Como avaliam o apoio do governo federal até aqui? É suficiente?
O momento é de união. Estamos muito gratos por toda a atenção dada pelos ministros e pelo presidente em exercício que esteve aqui pessoalmente. Desde o primeiro minuto os ministros estão em contato conosco e vemos um esforço do governo federal em colaborar. Agora, é verdade que vamos precisar ainda mais de apoio federal na reconstrução de casas, reconstrução de pontes, no auxílio para as pessoas que podem ficar sem renda em virtude eventual diminuição da atividade econômica, em linhas de crédito e financiamento. O governo do Estado não está fugindo do seu compromisso, vamos colocar tudo o que puder para ajudar as pessoas. Mas o governo federal tem suas responsabilidades e tem mais condições do que os Estados para colaborar nesses momentos. Não temos absolutamente nenhuma crítica, não queremos transformar esse episódio em batalha política, mas registramos que precisaremos muito do governo federal daqui para frente. E temos convicção de que teremos o apoio, não para o governador, o vice ou o governo, mas para a população brasileira que mora no Estado.

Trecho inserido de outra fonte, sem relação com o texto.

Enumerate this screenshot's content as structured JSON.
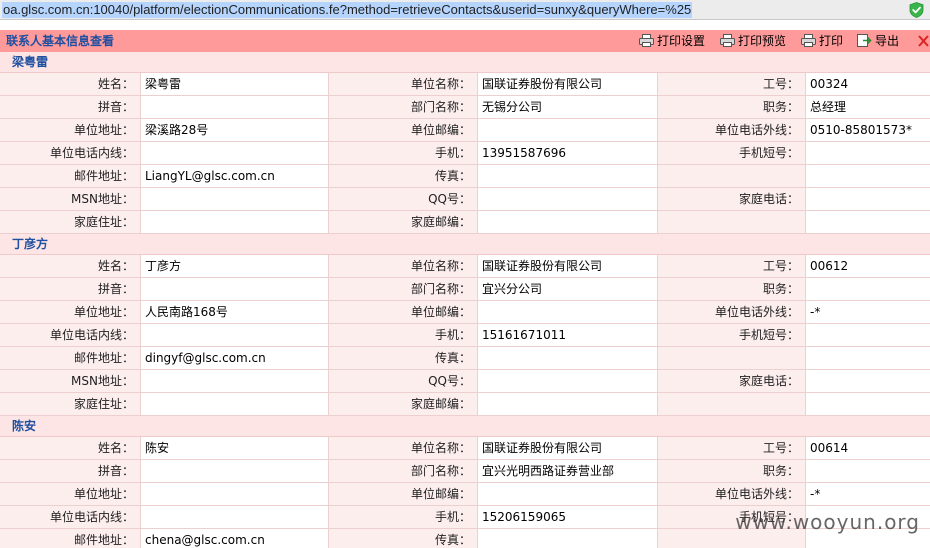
{
  "browser": {
    "url": "oa.glsc.com.cn:10040/platform/electionCommunications.fe?method=retrieveContacts&userid=sunxy&queryWhere=%25"
  },
  "toolbar": {
    "title": "联系人基本信息查看",
    "print_setup_label": "打印设置",
    "print_preview_label": "打印预览",
    "print_label": "打印",
    "export_label": "导出"
  },
  "contacts": [
    {
      "name": "梁粤雷",
      "rows": [
        [
          {
            "label": "姓名：",
            "value": "梁粤雷"
          },
          {
            "label": "单位名称：",
            "value": "国联证券股份有限公司"
          },
          {
            "label": "工号：",
            "value": "00324"
          }
        ],
        [
          {
            "label": "拼音：",
            "value": ""
          },
          {
            "label": "部门名称：",
            "value": "无锡分公司"
          },
          {
            "label": "职务：",
            "value": "总经理"
          }
        ],
        [
          {
            "label": "单位地址：",
            "value": "梁溪路28号"
          },
          {
            "label": "单位邮编：",
            "value": ""
          },
          {
            "label": "单位电话外线：",
            "value": "0510-85801573*"
          }
        ],
        [
          {
            "label": "单位电话内线：",
            "value": ""
          },
          {
            "label": "手机：",
            "value": "13951587696"
          },
          {
            "label": "手机短号：",
            "value": ""
          }
        ],
        [
          {
            "label": "邮件地址：",
            "value": "LiangYL@glsc.com.cn"
          },
          {
            "label": "传真：",
            "value": ""
          },
          {
            "label": "",
            "value": ""
          }
        ],
        [
          {
            "label": "MSN地址：",
            "value": ""
          },
          {
            "label": "QQ号：",
            "value": ""
          },
          {
            "label": "家庭电话：",
            "value": ""
          }
        ],
        [
          {
            "label": "家庭住址：",
            "value": ""
          },
          {
            "label": "家庭邮编：",
            "value": ""
          },
          {
            "label": "",
            "value": ""
          }
        ]
      ]
    },
    {
      "name": "丁彦方",
      "rows": [
        [
          {
            "label": "姓名：",
            "value": "丁彦方"
          },
          {
            "label": "单位名称：",
            "value": "国联证券股份有限公司"
          },
          {
            "label": "工号：",
            "value": "00612"
          }
        ],
        [
          {
            "label": "拼音：",
            "value": ""
          },
          {
            "label": "部门名称：",
            "value": "宜兴分公司"
          },
          {
            "label": "职务：",
            "value": ""
          }
        ],
        [
          {
            "label": "单位地址：",
            "value": "人民南路168号"
          },
          {
            "label": "单位邮编：",
            "value": ""
          },
          {
            "label": "单位电话外线：",
            "value": "-*"
          }
        ],
        [
          {
            "label": "单位电话内线：",
            "value": ""
          },
          {
            "label": "手机：",
            "value": "15161671011"
          },
          {
            "label": "手机短号：",
            "value": ""
          }
        ],
        [
          {
            "label": "邮件地址：",
            "value": "dingyf@glsc.com.cn"
          },
          {
            "label": "传真：",
            "value": ""
          },
          {
            "label": "",
            "value": ""
          }
        ],
        [
          {
            "label": "MSN地址：",
            "value": ""
          },
          {
            "label": "QQ号：",
            "value": ""
          },
          {
            "label": "家庭电话：",
            "value": ""
          }
        ],
        [
          {
            "label": "家庭住址：",
            "value": ""
          },
          {
            "label": "家庭邮编：",
            "value": ""
          },
          {
            "label": "",
            "value": ""
          }
        ]
      ]
    },
    {
      "name": "陈安",
      "rows": [
        [
          {
            "label": "姓名：",
            "value": "陈安"
          },
          {
            "label": "单位名称：",
            "value": "国联证券股份有限公司"
          },
          {
            "label": "工号：",
            "value": "00614"
          }
        ],
        [
          {
            "label": "拼音：",
            "value": ""
          },
          {
            "label": "部门名称：",
            "value": "宜兴光明西路证券营业部"
          },
          {
            "label": "职务：",
            "value": ""
          }
        ],
        [
          {
            "label": "单位地址：",
            "value": ""
          },
          {
            "label": "单位邮编：",
            "value": ""
          },
          {
            "label": "单位电话外线：",
            "value": "-*"
          }
        ],
        [
          {
            "label": "单位电话内线：",
            "value": ""
          },
          {
            "label": "手机：",
            "value": "15206159065"
          },
          {
            "label": "手机短号：",
            "value": ""
          }
        ],
        [
          {
            "label": "邮件地址：",
            "value": "chena@glsc.com.cn"
          },
          {
            "label": "传真：",
            "value": ""
          },
          {
            "label": "",
            "value": ""
          }
        ]
      ]
    }
  ],
  "watermark": "www.wooyun.org"
}
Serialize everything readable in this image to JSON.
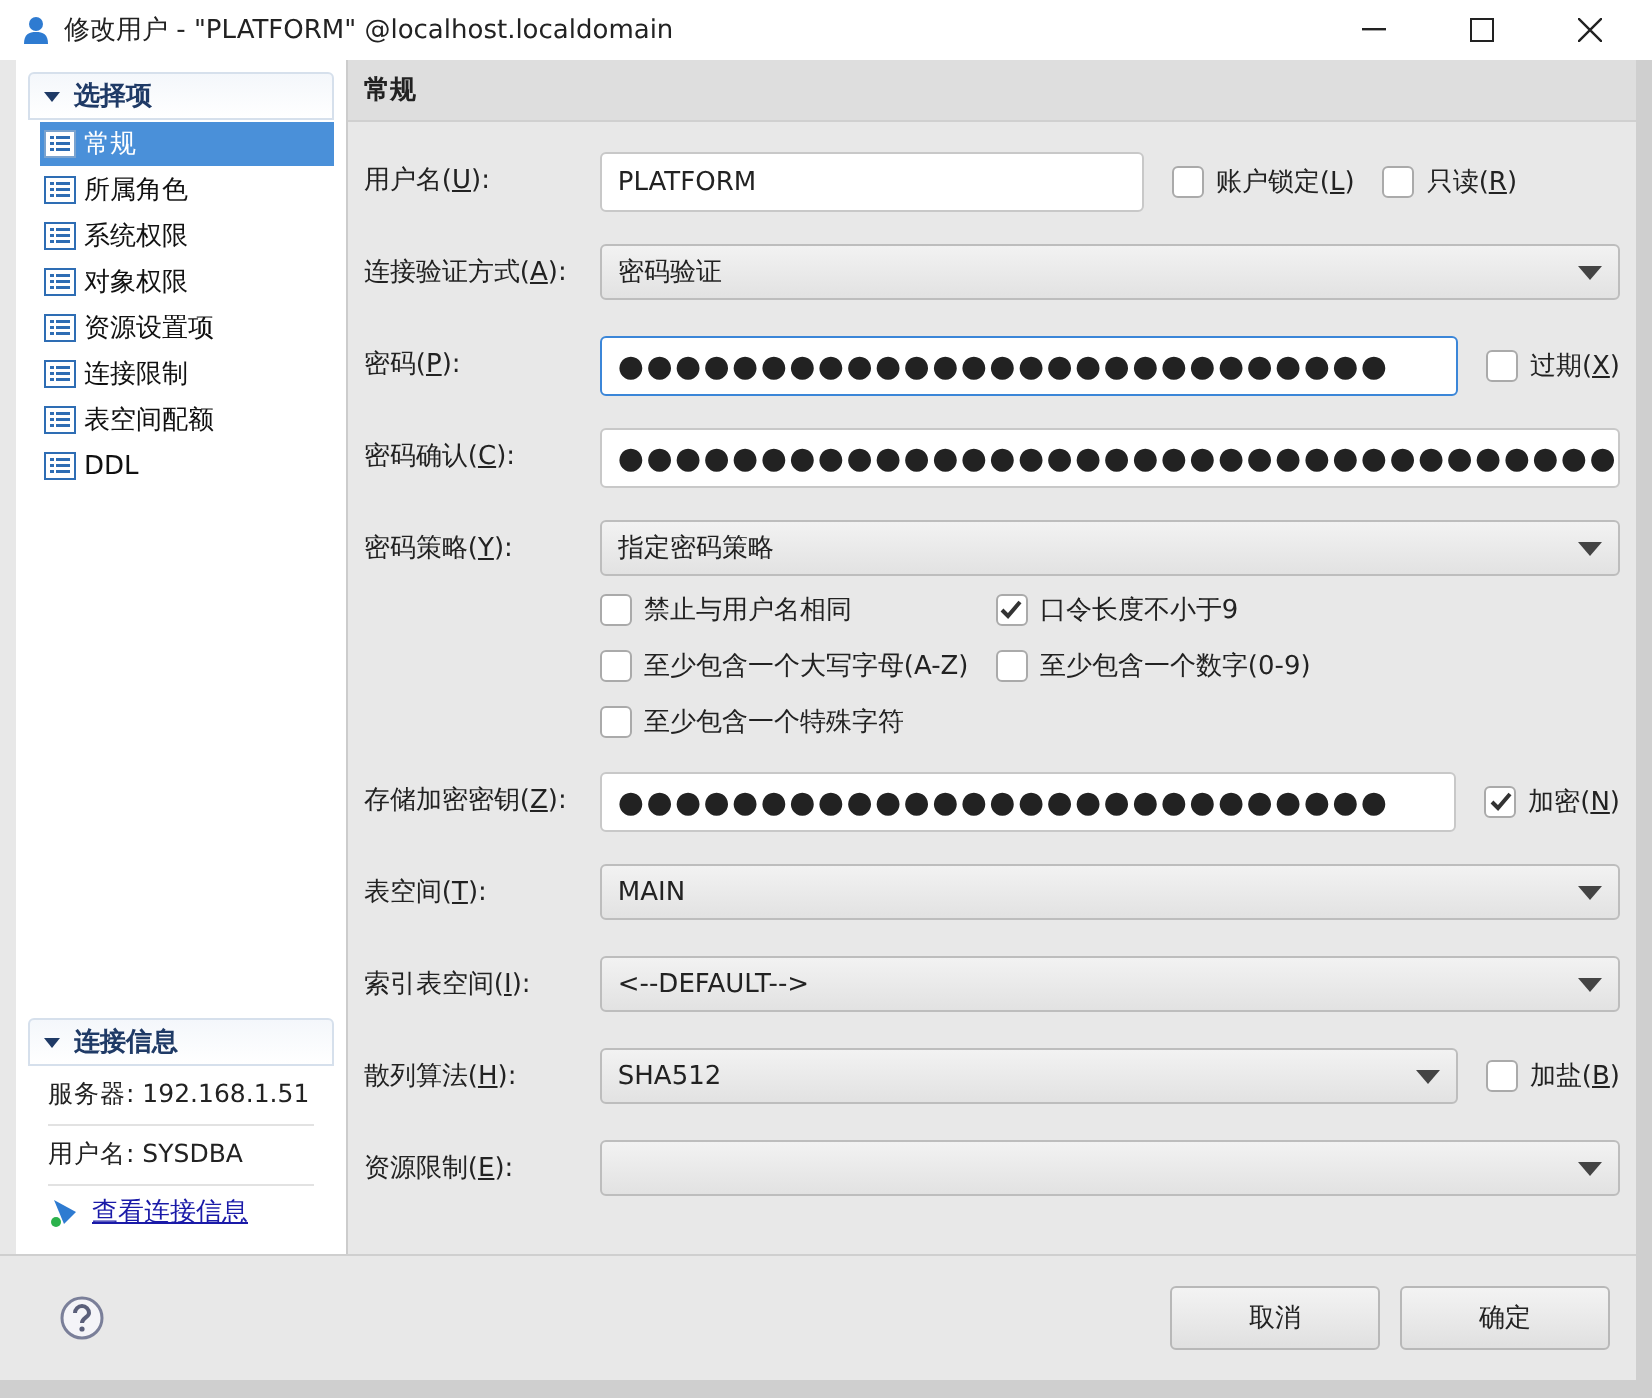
{
  "window": {
    "title": "修改用户 - \"PLATFORM\" @localhost.localdomain"
  },
  "sidebar": {
    "title": "选择项",
    "expanded": true,
    "items": [
      {
        "label": "常规",
        "selected": true
      },
      {
        "label": "所属角色",
        "selected": false
      },
      {
        "label": "系统权限",
        "selected": false
      },
      {
        "label": "对象权限",
        "selected": false
      },
      {
        "label": "资源设置项",
        "selected": false
      },
      {
        "label": "连接限制",
        "selected": false
      },
      {
        "label": "表空间配额",
        "selected": false
      },
      {
        "label": "DDL",
        "selected": false
      }
    ]
  },
  "connection_info": {
    "title": "连接信息",
    "expanded": true,
    "lines": [
      "服务器: 192.168.1.51",
      "用户名: SYSDBA"
    ],
    "link": "查看连接信息"
  },
  "panel": {
    "title": "常规",
    "rows": [
      {
        "kind": "text",
        "label": {
          "before": "用户名(",
          "key": "U",
          "after": "):"
        },
        "value": "PLATFORM",
        "options": [
          {
            "label": {
              "before": "账户锁定(",
              "key": "L",
              "after": ")"
            },
            "checked": false
          },
          {
            "label": {
              "before": "只读(",
              "key": "R",
              "after": ")"
            },
            "checked": false
          }
        ]
      },
      {
        "kind": "select",
        "label": {
          "before": "连接验证方式(",
          "key": "A",
          "after": "):"
        },
        "value": "密码验证"
      },
      {
        "kind": "password",
        "focused": true,
        "label": {
          "before": "密码(",
          "key": "P",
          "after": "):"
        },
        "value": "●●●●●●●●●●●●●●●●●●●●●●●●●●●",
        "options": [
          {
            "label": {
              "before": "过期(",
              "key": "X",
              "after": ")"
            },
            "checked": false
          }
        ]
      },
      {
        "kind": "password",
        "focused": false,
        "label": {
          "before": "密码确认(",
          "key": "C",
          "after": "):"
        },
        "value": "●●●●●●●●●●●●●●●●●●●●●●●●●●●●●●●●●●●"
      },
      {
        "kind": "select",
        "label": {
          "before": "密码策略(",
          "key": "Y",
          "after": "):"
        },
        "value": "指定密码策略",
        "checks": [
          {
            "label": "禁止与用户名相同",
            "checked": false
          },
          {
            "label": "口令长度不小于9",
            "checked": true
          },
          {
            "label": "至少包含一个大写字母(A-Z)",
            "checked": false
          },
          {
            "label": "至少包含一个数字(0-9)",
            "checked": false
          },
          {
            "label": "至少包含一个特殊字符",
            "checked": false
          }
        ]
      },
      {
        "kind": "password",
        "focused": false,
        "label": {
          "before": "存储加密密钥(",
          "key": "Z",
          "after": "):"
        },
        "value": "●●●●●●●●●●●●●●●●●●●●●●●●●●●",
        "options": [
          {
            "label": {
              "before": "加密(",
              "key": "N",
              "after": ")"
            },
            "checked": true
          }
        ]
      },
      {
        "kind": "select",
        "label": {
          "before": "表空间(",
          "key": "T",
          "after": "):"
        },
        "value": "MAIN"
      },
      {
        "kind": "select",
        "label": {
          "before": "索引表空间(",
          "key": "I",
          "after": "):"
        },
        "value": "<--DEFAULT-->"
      },
      {
        "kind": "select",
        "label": {
          "before": "散列算法(",
          "key": "H",
          "after": "):"
        },
        "value": "SHA512",
        "options": [
          {
            "label": {
              "before": "加盐(",
              "key": "B",
              "after": ")"
            },
            "checked": false
          }
        ]
      },
      {
        "kind": "select",
        "label": {
          "before": "资源限制(",
          "key": "E",
          "after": "):"
        }
      }
    ]
  },
  "buttons": [
    {
      "label": "取消"
    },
    {
      "label": "确定"
    }
  ]
}
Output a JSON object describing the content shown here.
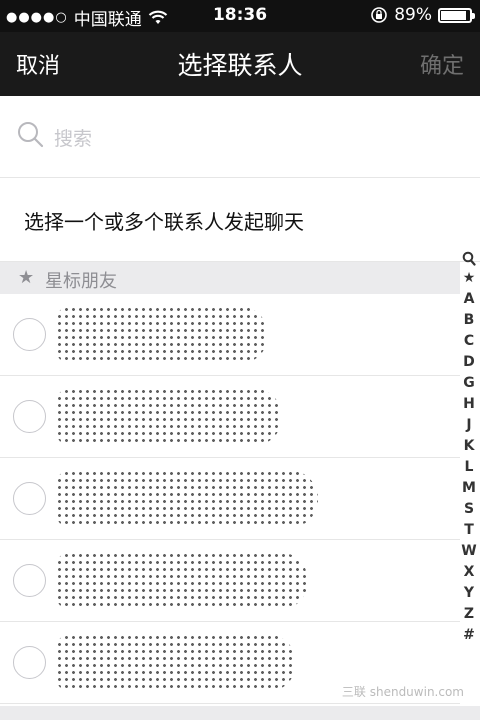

Não temos absolutamente nenhuma crítica, não queremos transformar esse episódio em batalha política, mas registramos que precisaremos muito do governo federal daqui para frente.
O governo do Estado e os municípios subestimaram os alertas meteorológicos e a força da tempestade?
Não, nós temos um sistema de alertas que funciona e que qualquer cidadão pode receber. É importante compreender que a Defesa Civil tem um sistema que envolve a União, os Estados e os municípios, onde cada um tem suas tarefas. A tarefa do governo do Estado é preparar, qualificar, apoiar e agir sempre que necessário. Também tem as tarefas dos municípios, que tem que ter os seus planos de contingência, e esses planos têm que prever o que fazer em uma situação de desastre. Por fim, tem a parte do cidadão de acreditar no aviso. O sistema tem que funcionar, os alertas tem que funcionar, os planos de contingência precisam ser praticados, mas as pessoas têm que acreditar quando recebem alertas. Ninguém pode tirar à força uma pessoa da sua residência.
Houve falha do poder público nesse episódio?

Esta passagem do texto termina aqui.